Your local auto parts chain has crush washers, if their selection doesn't match what you need the local fastenal should have a larger assortment. Also the parts stores in a big city gets same day delivery in a lot of cases for things they have to order in from the warehouse. In fact the Oriely distributiin center in Denver has a customer pickup counter in case you don't want to wait a few hours for the route truck..
I've never found crush washers at O'Reilly's or Autozone. A search for "crush washers" on the O'Reilly's website turns up hundreds of "drain plug washer"s. Which would probably be okay if they were aluminum (some are) and the correct size (I've never seen one).
From: NW Ark on wooded ten acres...Ozarks at large!
Originally Posted by wallytoo
fuel. they are used in a pressurized fuel system. how would air enter? and if air could enter, how could fuel not leak?
ymmv. the large crush washer at the damper on the 22re usually leaks, while the smaller one sometimes does not leak if reused. as scope will say, buy a few extras, they’re cheap, and when you use some, order some more right away. then you’ll always have some on hand.
valid question...and, elementary, of course. being under pressure fuel would leak if air could, as well. but, perhaps the leaking fuel is not noticeable. otoh, i suppose there'd be obvious aroma. or fire. always fun
So, I installed the copper washers on the cold start injector line, and ran it for a 100 miles or so with no issues. Just got my OEM washers and pulled my manifold for some further fixes and upon inspecting the washers after removing them, it looked like they deformed and sealed as expected.
I can't make any claims for extended use, but these will definitely do in a pinch if you dont want to shell out the 3 bucks for an OEM washer when you need to pull the manifold multiple times. Way better than reusing crushed washers as the custom seems to be.
The aluminum coating probably provides an additional softer gasket to improve the seals (and maybe protects against corrosion?) so I'm not taking any chances and still plan to use the OEM for the final install.
so I need these crush washers. got a major leak coming from under intake plenum... I'm guessing injectors, 92 pickup with 230,xxx miles I'm sure they are original. but I'm looking up parts like injectors and plenum gasket and crush washers but the washers are all different numbers? what does this mean? are they all different sizes? or can I just buy 6 of the same one? idk seems so confusing. thanks for your time. check out the photo. ????
The crush washers aren't "all" different sizes, but there are a few different sizes, so everywhere you see a new number those are a new size.

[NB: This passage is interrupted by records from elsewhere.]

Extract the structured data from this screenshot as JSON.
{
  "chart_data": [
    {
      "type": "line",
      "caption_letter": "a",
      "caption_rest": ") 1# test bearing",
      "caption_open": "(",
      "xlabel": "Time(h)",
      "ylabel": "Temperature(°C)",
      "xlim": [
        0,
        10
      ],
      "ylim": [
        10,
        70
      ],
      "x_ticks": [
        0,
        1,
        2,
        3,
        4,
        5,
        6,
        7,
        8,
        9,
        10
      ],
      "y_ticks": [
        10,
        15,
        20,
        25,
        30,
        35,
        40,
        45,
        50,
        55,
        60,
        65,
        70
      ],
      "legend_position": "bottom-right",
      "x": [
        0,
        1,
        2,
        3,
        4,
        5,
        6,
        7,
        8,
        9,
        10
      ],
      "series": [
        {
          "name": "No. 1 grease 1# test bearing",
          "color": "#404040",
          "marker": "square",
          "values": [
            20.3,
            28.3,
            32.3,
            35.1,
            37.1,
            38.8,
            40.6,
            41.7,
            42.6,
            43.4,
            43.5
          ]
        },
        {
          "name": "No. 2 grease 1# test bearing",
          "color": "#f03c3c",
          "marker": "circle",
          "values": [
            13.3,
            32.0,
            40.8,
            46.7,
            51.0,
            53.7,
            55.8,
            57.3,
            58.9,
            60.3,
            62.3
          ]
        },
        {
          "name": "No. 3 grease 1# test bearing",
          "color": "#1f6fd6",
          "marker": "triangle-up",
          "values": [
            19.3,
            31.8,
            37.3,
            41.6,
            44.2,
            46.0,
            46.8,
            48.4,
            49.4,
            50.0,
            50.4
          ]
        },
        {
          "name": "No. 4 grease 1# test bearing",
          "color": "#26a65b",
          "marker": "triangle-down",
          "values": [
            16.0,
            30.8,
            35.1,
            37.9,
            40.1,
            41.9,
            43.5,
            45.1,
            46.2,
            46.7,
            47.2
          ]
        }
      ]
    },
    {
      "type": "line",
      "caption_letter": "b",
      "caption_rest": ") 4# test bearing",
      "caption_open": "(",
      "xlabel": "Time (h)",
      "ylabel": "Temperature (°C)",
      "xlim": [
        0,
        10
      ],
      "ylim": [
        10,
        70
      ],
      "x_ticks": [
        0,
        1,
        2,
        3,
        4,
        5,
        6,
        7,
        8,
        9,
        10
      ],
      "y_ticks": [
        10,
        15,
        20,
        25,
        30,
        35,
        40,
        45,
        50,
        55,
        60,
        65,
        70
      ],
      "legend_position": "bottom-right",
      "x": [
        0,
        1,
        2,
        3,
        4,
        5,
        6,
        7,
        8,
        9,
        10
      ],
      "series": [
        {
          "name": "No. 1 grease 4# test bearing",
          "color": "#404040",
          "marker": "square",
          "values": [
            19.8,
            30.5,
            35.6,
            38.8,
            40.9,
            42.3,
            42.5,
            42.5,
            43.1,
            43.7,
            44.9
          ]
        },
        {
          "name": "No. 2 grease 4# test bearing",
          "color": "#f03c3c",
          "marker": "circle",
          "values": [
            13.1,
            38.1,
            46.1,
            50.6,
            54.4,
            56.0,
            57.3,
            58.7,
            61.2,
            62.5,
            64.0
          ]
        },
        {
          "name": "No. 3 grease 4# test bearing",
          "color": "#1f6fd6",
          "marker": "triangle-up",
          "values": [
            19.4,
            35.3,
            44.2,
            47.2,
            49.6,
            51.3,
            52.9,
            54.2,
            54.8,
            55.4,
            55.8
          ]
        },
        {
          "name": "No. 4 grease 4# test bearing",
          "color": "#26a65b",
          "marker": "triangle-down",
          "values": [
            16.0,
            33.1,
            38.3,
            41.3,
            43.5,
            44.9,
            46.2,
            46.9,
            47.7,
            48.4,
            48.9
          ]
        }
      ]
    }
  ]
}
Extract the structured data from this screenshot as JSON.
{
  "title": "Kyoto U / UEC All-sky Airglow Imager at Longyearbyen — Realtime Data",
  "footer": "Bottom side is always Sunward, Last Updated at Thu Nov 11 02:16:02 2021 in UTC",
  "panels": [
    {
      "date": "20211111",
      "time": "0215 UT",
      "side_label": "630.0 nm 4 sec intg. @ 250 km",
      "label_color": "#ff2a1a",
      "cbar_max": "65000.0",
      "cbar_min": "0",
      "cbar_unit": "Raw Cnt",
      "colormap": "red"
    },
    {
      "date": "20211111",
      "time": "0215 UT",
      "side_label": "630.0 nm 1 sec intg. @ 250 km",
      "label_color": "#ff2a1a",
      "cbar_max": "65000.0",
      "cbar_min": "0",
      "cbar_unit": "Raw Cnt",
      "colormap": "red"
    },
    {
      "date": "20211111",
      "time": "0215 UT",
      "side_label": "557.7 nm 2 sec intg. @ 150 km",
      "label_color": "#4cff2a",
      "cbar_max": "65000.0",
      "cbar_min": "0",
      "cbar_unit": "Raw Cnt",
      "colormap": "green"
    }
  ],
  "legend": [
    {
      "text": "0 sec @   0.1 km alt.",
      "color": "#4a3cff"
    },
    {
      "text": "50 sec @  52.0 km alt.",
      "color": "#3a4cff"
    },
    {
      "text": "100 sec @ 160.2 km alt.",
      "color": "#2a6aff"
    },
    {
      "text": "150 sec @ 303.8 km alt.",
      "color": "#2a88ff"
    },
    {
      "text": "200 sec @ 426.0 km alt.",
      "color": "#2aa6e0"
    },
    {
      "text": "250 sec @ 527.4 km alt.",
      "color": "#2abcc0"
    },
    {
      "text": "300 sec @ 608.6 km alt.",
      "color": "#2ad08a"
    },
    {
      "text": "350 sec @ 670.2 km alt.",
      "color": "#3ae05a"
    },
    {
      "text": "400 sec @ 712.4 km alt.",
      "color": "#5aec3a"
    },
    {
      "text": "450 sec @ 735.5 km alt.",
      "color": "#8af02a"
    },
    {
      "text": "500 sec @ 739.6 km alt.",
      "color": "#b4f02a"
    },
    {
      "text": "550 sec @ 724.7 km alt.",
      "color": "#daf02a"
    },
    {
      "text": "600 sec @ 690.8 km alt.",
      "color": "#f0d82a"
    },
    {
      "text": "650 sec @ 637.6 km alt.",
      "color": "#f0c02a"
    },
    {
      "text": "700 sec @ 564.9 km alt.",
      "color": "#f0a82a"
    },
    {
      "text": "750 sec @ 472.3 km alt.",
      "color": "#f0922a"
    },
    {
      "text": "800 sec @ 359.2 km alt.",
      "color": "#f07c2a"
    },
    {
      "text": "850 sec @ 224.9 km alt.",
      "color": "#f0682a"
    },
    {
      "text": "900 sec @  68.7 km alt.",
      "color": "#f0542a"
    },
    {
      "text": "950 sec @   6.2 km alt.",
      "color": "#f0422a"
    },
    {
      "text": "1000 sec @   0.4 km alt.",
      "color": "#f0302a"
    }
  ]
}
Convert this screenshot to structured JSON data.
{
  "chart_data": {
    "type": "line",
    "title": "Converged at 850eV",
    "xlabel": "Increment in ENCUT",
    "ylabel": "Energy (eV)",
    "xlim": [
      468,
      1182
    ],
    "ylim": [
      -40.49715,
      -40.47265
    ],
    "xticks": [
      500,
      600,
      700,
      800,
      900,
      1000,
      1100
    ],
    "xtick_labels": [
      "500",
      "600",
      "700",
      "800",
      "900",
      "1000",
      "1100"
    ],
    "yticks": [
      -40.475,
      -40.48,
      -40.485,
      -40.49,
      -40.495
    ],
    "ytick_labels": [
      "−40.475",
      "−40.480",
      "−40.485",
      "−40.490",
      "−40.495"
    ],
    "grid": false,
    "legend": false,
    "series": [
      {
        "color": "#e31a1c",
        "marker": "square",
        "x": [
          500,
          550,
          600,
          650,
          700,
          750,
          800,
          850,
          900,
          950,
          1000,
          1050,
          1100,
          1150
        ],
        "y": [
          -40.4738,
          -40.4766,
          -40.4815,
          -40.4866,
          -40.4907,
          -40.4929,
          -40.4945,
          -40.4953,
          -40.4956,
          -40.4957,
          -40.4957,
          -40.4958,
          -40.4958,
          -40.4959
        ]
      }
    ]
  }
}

Do you know where your leak is? You'd be sad if you were leaking around an injector and all you replaced were the crush washers. I don't know much about the 22re, but on the 3VZE you can remove the plenum (don't disconnect the fuel line from the CSI!), replace the fuel return line that went with the plenum with a piece of 6mm/ 1/4" tube, and pressurize the system by jumpering FP. Even if you're not leaking around the injectors, at the age of your rig you should consider refreshing all the seals with a kit like this: https://theinjectorshop.com/products...truck-4-runner or https://www.ebay.com/itm/262500477411
Be careful; gasoline leaking under pressure can vaporize quickly, and really is a fire danger.